Historic freight elevators carry a sense of the wonder in their clunky mechanical gears that is lost in our daily experience of new, light and shiny battery-operated glass elevators. There is a tangible history in the well-worn ruts and gears of a freight elevator that one simply doesn’t find in a lovely stainless steel cab with lit buttons for each floor. There is no music in a freight elevator when the doors close—the only melody is the gears grinding and lurching the box into motion by pulling a lever like a slot machine. There’s magic in that.
During the warehouse renovation, we built around the existing freight elevator shafts. While we would love to use them for their intended purpose, they could not be forced into the modern age’s safety standards that were not yet envisioned in the 1920’s.

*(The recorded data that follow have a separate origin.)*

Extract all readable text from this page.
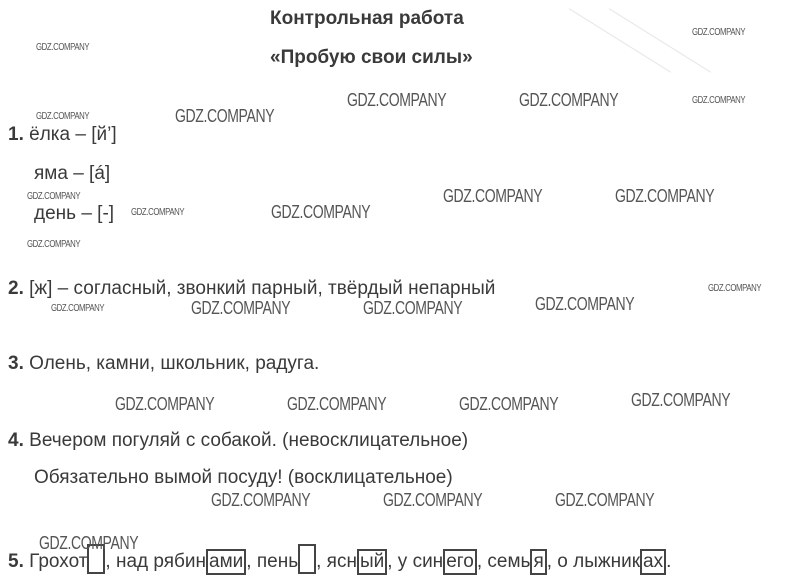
Контрольная работа
«Пробую свои силы»
1. ёлка – [й’]
яма – [á]
день – [-]
2. [ж] – согласный, звонкий парный, твёрдый непарный
3. Олень, камни, школьник, радуга.
4. Вечером погуляй с собакой. (невосклицательное)
Обязательно вымой посуду! (восклицательное)
5. Грохот , над рябин ами , пень , ясн ый , у син его , семь я , о лыжник ах .
GDZ.COMPANY
GDZ.COMPANY
GDZ.COMPANY
GDZ.COMPANY	GDZ.COMPANY
GDZ.COMPANY	GDZ.COMPANY
GDZ.COMPANY	GDZ.COMPANY
GDZ.COMPANY
GDZ.COMPANY	GDZ.COMPANY
GDZ.COMPANY
GDZ.COMPANY
GDZ.COMPANY
GDZ.COMPANY	GDZ.COMPANY	GDZ.COMPANY
GDZ.COMPANY
GDZ.COMPANY	GDZ.COMPANY	GDZ.COMPANY
GDZ.COMPANY	GDZ.COMPANY	GDZ.COMPANY
GDZ.COMPANY
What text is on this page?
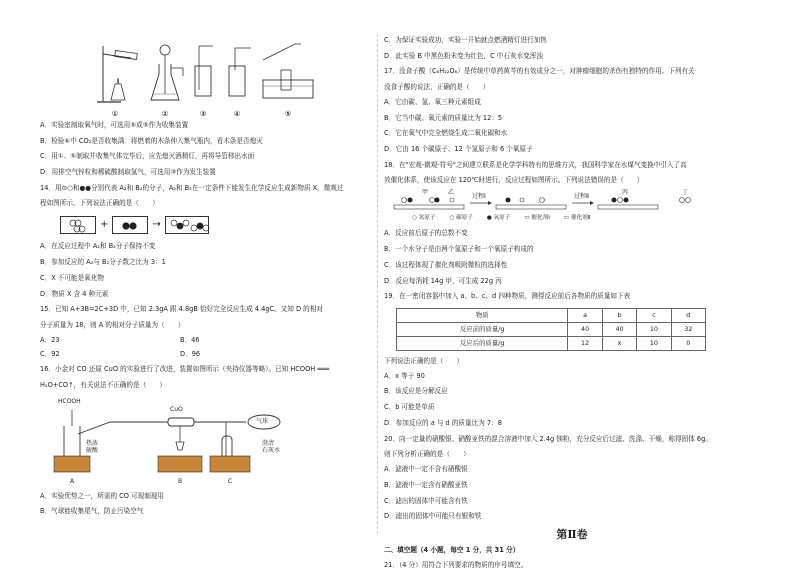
①	②	③	④	⑤
A．实验室制取氧气时，可选用⑤或⑤作为收集装置
B．检验⑥中 CO₂是否收集满：将燃着的木条伸入集气瓶内，看木条是否熄灭
C．用①、⑤制取并收集气体完毕后，应先熄灭酒精灯，再将导管移出水面
D．用排空气锌粒和稀硫酸制取氢气，可选用③作为发生装置
14．用⊙○和●●分别代表 A₂和 B₂的分子，A₂和 B₂在一定条件下能发生化学反应生成新物质 X，微观过
程如图所示，下列说法正确的是（　　）
+	→
A．在反应过程中 A₂和 B₂分子保持不变
B．参加反应的 A₂与 B₂分子数之比为 3：1
C．X 不可能是氧化物
D．物质 X 含 4 种元素
15．已知 A+3B=2C+3D 中，已知 2.3gA 跟 4.8gB 恰好完全反应生成 4.4gC。又知 D 的相对
分子质量为 18，则 A 的相对分子质量为（　　）
A．23	B．46
C．92	D．96
16．小金对 CO 还原 CuO 的实验进行了改进，装置如图所示（夹持仪器等略）。已知 HCOOH ═══
H₂O+CO↑，有关说法不正确的是（　　）
HCOOH
CuO
气球
热浓
硫酸
澄清
石灰水
A	B	C
A．实验优势之一，所需的 CO 可现制现用
B．气球能收集尾气，防止污染空气
C．为保证实验成功，实验一开始就点燃酒精灯进行加热
D．此实验 B 中黑色粉末变为红色，C 中石灰水变浑浊
17．没食子酸（C₆H₁₂O₆）是传统中草药黄芩的有效成分之一，对肿瘤细胞的杀伤有独特的作用。下列有关
没食子酸的说法，正确的是（　　）
A．它由碳、氢、氧三种元素组成
B．它当中碳、氧元素的质量比为 12：5
C．它在氧气中完全燃烧生成二氧化碳和水
D．它由 16 个碳原子、12 个氢原子和 6 个氧原子
18．在"宏观-微观-符号"之间建立联系是化学学科特有的思维方式，我国科学家在水煤气变换中引入了高
效催化体系，使该反应在 120℃时进行，反应过程如图所示。下列说法错误的是（　　）
甲	乙
过程Ⅰ	过程Ⅱ
丙	丁
○ 氢原子	○ 碳原子	● 氧原子	▭ 催化剂Ⅰ	▭ 催化剂Ⅱ
A．反应前后原子的总数不变
B．一个水分子是由两个氢原子和一个氧原子构成的
C．该过程体现了催化剂吸附微粒的选择性
D．反应每消耗 14g 甲，可生成 22g 丙
19．在一密闭容器中加入 a、b、c、d 四种物质，测得反应前后各物质的质量如下表
物质	a	b	c	d
反应前的质量/g	40	40	10	32
反应后的质量/g	12	x	10	0
下列说法正确的是（　　）
A．x 等于 90
B．该反应是分解反应
C．b 可能是单质
D．参加反应的 a 与 d 的质量比为 7：8
20．向一定量的硝酸银、硝酸亚铁的混合溶液中加入 2.4g 镁粉，充分反应后过滤、洗涤、干燥，称得固体 6g。
则下列分析正确的是（　　）
A．滤液中一定不含有硝酸银
B．滤液中一定含有硝酸亚铁
C．滤出的固体中可能含有铁
D．滤出的固体中可能只有银和铁
第Ⅱ卷
二、填空题（4 小题，每空 1 分，共 31 分）
21．（4 分）用符合下列要求的物质的序号填空。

The outdated elevator cab in the west warehouse couldn’t be saved, but we made the elevator shaft a centerpiece of the new R&R Partners office. Grating above the shaft uses bars spaced apart to allow light to leak down to the lower level. That grating now serves as a bridge into the R&R Lounge. At the lower level, it’s a bridge to a creative breakout space above a historic hydraulic ram that once pushed the elevator toward the sky.
The freight elevator in the east warehouse is intact, and will be maintained as an artifact. The shaft, gears and cables will be lit for dramatic visual effect. At the upper level, the elevator mechanism is visible in the R&R Partners suite next to the Lounge. At the lower level, the cab is an out-of-the -way seating area for small group collaboration. Our goal was to keep the integrity of what used to be there, a reflection of the building’s 90-year history moving goods and produce. That history will be food for thought as the creative staff at R&R Partners elevates from brainstorming to concept to pitch.
When you visit the warehouse, be sure to spend a few minutes in the east elevator and think about the weight of its history. It’s got an authenticity of place and a material honesty that cannot be made… it has to be worked into the object over time like the ruts on stairs.